Facebooking My Own Foolishness

Facebook has an "On This Day" feature, which has recently brought me many smiles and just as many grimaces. Pictures and posts by others remind me how blessed I have been relationally and otherwise. Many of my own posts, however, seem to demonstrate how short-sighted, judgmental, and entitled I have been (and continue to be). And these are just the thoughts I was willing to publish on social media. How many pettier, more inconsequential opinions have floated (or even been allowed to linger) through my mind over the years?
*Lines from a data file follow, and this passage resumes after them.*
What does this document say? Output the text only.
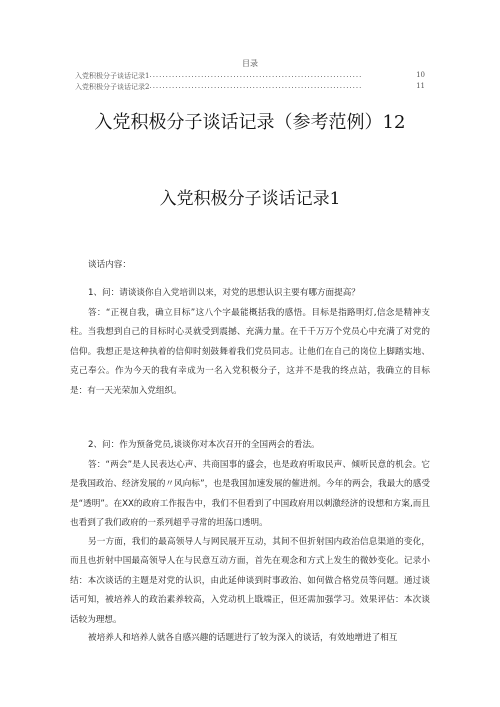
目录
入党积极分子谈话记录1 ..................................................................	10
入党积极分子谈话记录2 ..................................................................	11
入党积极分子谈话记录（参考范例）12
入党积极分子谈话记录1
谈话内容：
1、问：请谈谈你自入党培训以来，对党的思想认识主要有哪方面提高？

答：“正视自我，确立目标”这八个字最能概括我的感悟。目标是指路明灯,信念是精神支柱。当我想到自己的目标时心灵就受到震撼、充满力量。在千千万万个党员心中充满了对党的信仰。我想正是这种执着的信仰时刻鼓舞着我们党员同志。让他们在自己的岗位上脚踏实地、克己奉公。作为今天的我有幸成为一名入党积极分子，这并不是我的终点站，我确立的目标是：有一天光荣加入党组织。

2、问：作为预备党员,谈谈你对本次召开的全国两会的看法。

答：“两会”是人民表达心声、共商国事的盛会，也是政府听取民声、倾听民意的机会。它是我国政治、经济发展的〃风向标”，也是我国加速发展的催进剂。今年的两会，我最大的感受是“透明”。在XX的政府工作报告中，我们不但看到了中国政府用以刺激经济的设想和方案,而且也看到了我们政府的一系列超乎寻常的坦荡口透明。

另一方面，我们的最高领导人与网民展开互动，其间不但折射国内政治信息渠道的变化，而且也折射中国最高领导人在与民意互动方面，首先在观念和方式上发生的微妙变化。记录小结：本次谈话的主题是对党的认识，由此延伸谈到时事政治、如何做合格党员等问题。通过谈话可知，被培养人的政治素养较高，入党动机上戢端正，但还需加强学习。效果评估：本次谈话较为理想。

被培养人和培养人就各自感兴趣的话题进行了较为深入的谈话，有效地增进了相互
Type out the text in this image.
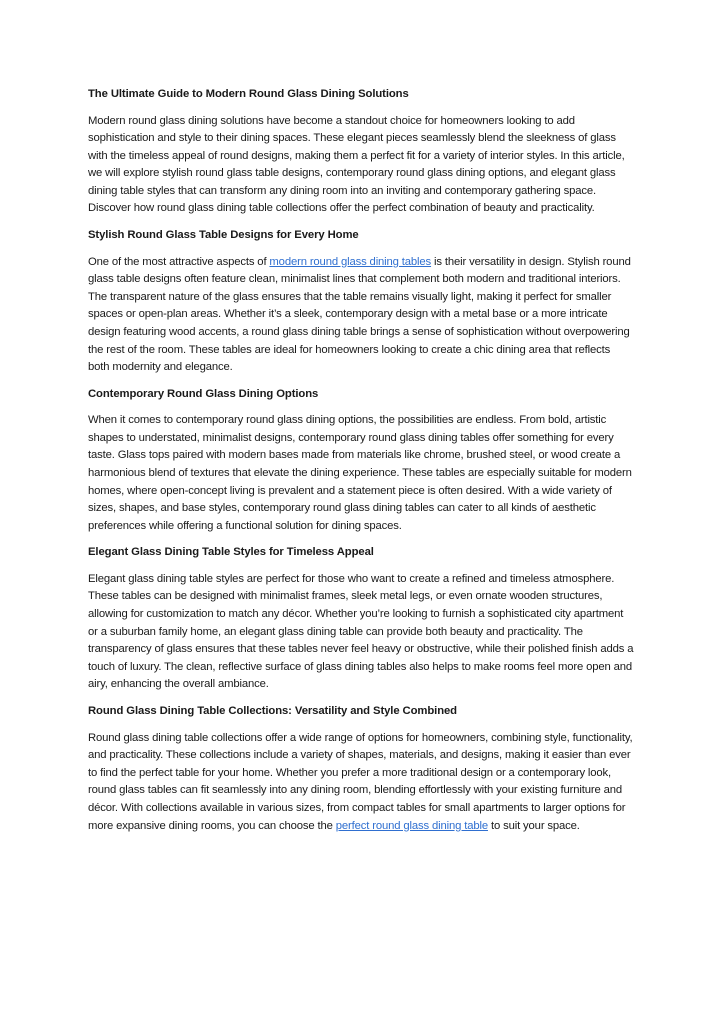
The Ultimate Guide to Modern Round Glass Dining Solutions

Modern round glass dining solutions have become a standout choice for homeowners looking to add sophistication and style to their dining spaces. These elegant pieces seamlessly blend the sleekness of glass with the timeless appeal of round designs, making them a perfect fit for a variety of interior styles. In this article, we will explore stylish round glass table designs, contemporary round glass dining options, and elegant glass dining table styles that can transform any dining room into an inviting and contemporary gathering space. Discover how round glass dining table collections offer the perfect combination of beauty and practicality.

Stylish Round Glass Table Designs for Every Home

One of the most attractive aspects of modern round glass dining tables is their versatility in design. Stylish round glass table designs often feature clean, minimalist lines that complement both modern and traditional interiors. The transparent nature of the glass ensures that the table remains visually light, making it perfect for smaller spaces or open-plan areas. Whether it’s a sleek, contemporary design with a metal base or a more intricate design featuring wood accents, a round glass dining table brings a sense of sophistication without overpowering the rest of the room. These tables are ideal for homeowners looking to create a chic dining area that reflects both modernity and elegance.

Contemporary Round Glass Dining Options

When it comes to contemporary round glass dining options, the possibilities are endless. From bold, artistic shapes to understated, minimalist designs, contemporary round glass dining tables offer something for every taste. Glass tops paired with modern bases made from materials like chrome, brushed steel, or wood create a harmonious blend of textures that elevate the dining experience. These tables are especially suitable for modern homes, where open-concept living is prevalent and a statement piece is often desired. With a wide variety of sizes, shapes, and base styles, contemporary round glass dining tables can cater to all kinds of aesthetic preferences while offering a functional solution for dining spaces.

Elegant Glass Dining Table Styles for Timeless Appeal

Elegant glass dining table styles are perfect for those who want to create a refined and timeless atmosphere. These tables can be designed with minimalist frames, sleek metal legs, or even ornate wooden structures, allowing for customization to match any décor. Whether you’re looking to furnish a sophisticated city apartment or a suburban family home, an elegant glass dining table can provide both beauty and practicality. The transparency of glass ensures that these tables never feel heavy or obstructive, while their polished finish adds a touch of luxury. The clean, reflective surface of glass dining tables also helps to make rooms feel more open and airy, enhancing the overall ambiance.

Round Glass Dining Table Collections: Versatility and Style Combined

Round glass dining table collections offer a wide range of options for homeowners, combining style, functionality, and practicality. These collections include a variety of shapes, materials, and designs, making it easier than ever to find the perfect table for your home. Whether you prefer a more traditional design or a contemporary look, round glass tables can fit seamlessly into any dining room, blending effortlessly with your existing furniture and décor. With collections available in various sizes, from compact tables for small apartments to larger options for more expansive dining rooms, you can choose the perfect round glass dining table to suit your space.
I would like to think my short-sighted, judgmental, and entitled days are behind me. But honestly? I've come to similar moments of self-revelation at other points in my life, without much obvious improvement in my attitude or actions. Still, I can't help but wonder: wouldn't it be nice if nobody unfriended me in the future over a non-Gospel issue?

Thinking about this pattern of failure, I am reminded of the following passage:

"For the weapons of our warfare are not of the flesh but have divine power to destroy strongholds. We destroy arguments and every lofty opinion raised against the knowledge of God, and take every thought captive to obey Christ, being ready to punish every disobedience, when your obedience is complete." - 2 Corinthians 10:4-6

The command to "take every thought captive to obey Christ" is most often quoted without considering the context of this passage. Paul was responding to criticism about his ministry, immediately following an appeal for funding. These are not easy topics to broach, but if we follow Paul's example we must choose spiritual warfare over verbal sparring. What would I post if my habit was to first pray (seriously pray, not throw up a cursory sentence) about controversial topics?

The means of destroying false ideology is not debate. Paul's "we" in the quoted passage suggests that "taking every thought captive" begins with a battle for our own obedience to Christ. As demonstrated by my repeated failure to be prudent with my words, mere resolution is often inadequate to accomplish such mental transformation.

If and when I review my "On This Day" feed in the years to come, I hope my words draw more attention to Christ crucified than my own inconsequential opinions. I cannot simply appeal to an inner desire to change myself. Instead, I must pray and expect God to change me. He alone is sufficient to destroy the foolish arguments and lofty opinions that occupy my thoughts. I pray He would do so. I pray I let Him do so.